Benny didn’t understand, and he bawled at the frission in the room. Margaret took him away and left Bryan and Willow to say their goodbyes.
“You know where we are,” Bryan said. “If you need anything—”
“Thanks,” Willow said, and smiled. “It feels like I’m going away, but I’ll just be five streets over.”
He smiled. “I’ve grown used to you, I guess. Will Leopold be staying with you?”

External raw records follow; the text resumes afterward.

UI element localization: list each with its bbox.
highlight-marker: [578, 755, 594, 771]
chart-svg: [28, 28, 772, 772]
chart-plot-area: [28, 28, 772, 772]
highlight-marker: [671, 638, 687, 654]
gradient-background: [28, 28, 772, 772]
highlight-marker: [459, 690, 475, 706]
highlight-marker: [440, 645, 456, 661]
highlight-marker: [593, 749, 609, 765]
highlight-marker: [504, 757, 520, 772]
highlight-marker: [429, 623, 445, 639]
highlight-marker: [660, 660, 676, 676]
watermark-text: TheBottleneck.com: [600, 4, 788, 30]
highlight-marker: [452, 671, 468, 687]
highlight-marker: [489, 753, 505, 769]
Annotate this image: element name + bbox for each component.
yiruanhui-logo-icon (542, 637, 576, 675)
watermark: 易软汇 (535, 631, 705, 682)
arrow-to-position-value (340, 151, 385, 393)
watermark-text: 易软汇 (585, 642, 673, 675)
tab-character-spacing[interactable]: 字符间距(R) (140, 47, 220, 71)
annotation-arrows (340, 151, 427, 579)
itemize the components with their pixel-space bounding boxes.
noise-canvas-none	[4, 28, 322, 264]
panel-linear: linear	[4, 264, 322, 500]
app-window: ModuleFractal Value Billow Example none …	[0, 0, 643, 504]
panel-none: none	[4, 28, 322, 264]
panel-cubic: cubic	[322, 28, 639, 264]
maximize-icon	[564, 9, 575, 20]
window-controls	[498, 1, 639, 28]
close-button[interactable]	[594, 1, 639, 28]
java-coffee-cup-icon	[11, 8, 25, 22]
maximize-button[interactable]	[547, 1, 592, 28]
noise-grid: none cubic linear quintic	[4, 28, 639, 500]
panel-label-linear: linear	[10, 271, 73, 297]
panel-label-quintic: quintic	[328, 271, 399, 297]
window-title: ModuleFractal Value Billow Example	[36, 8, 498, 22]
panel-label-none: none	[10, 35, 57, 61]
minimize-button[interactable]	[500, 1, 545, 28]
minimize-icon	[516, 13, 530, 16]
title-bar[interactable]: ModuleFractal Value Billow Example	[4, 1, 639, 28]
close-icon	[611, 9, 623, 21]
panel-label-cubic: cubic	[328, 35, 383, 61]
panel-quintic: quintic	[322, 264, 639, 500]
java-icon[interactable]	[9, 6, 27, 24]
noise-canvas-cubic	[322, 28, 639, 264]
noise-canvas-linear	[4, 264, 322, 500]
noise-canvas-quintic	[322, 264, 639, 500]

Willow’s mood soured and she looked at her feet. “I don’t think so. I don’t think he can… stand the sight of me.”
Bryan gripped her upper arm and she looked into his face.
“That’s not true. And the sooner you realize that, the better you’ll feel.”
She nodded, even though he didn’t know what he was talking about. It seemed like such a waste to argue with him on the eve of her departure. He hugged her gently and she tried to wrap her arms around his broad back, but failed.
When she left the house, she could see only a single one of the pale magelights still hovering nearby over the roofs.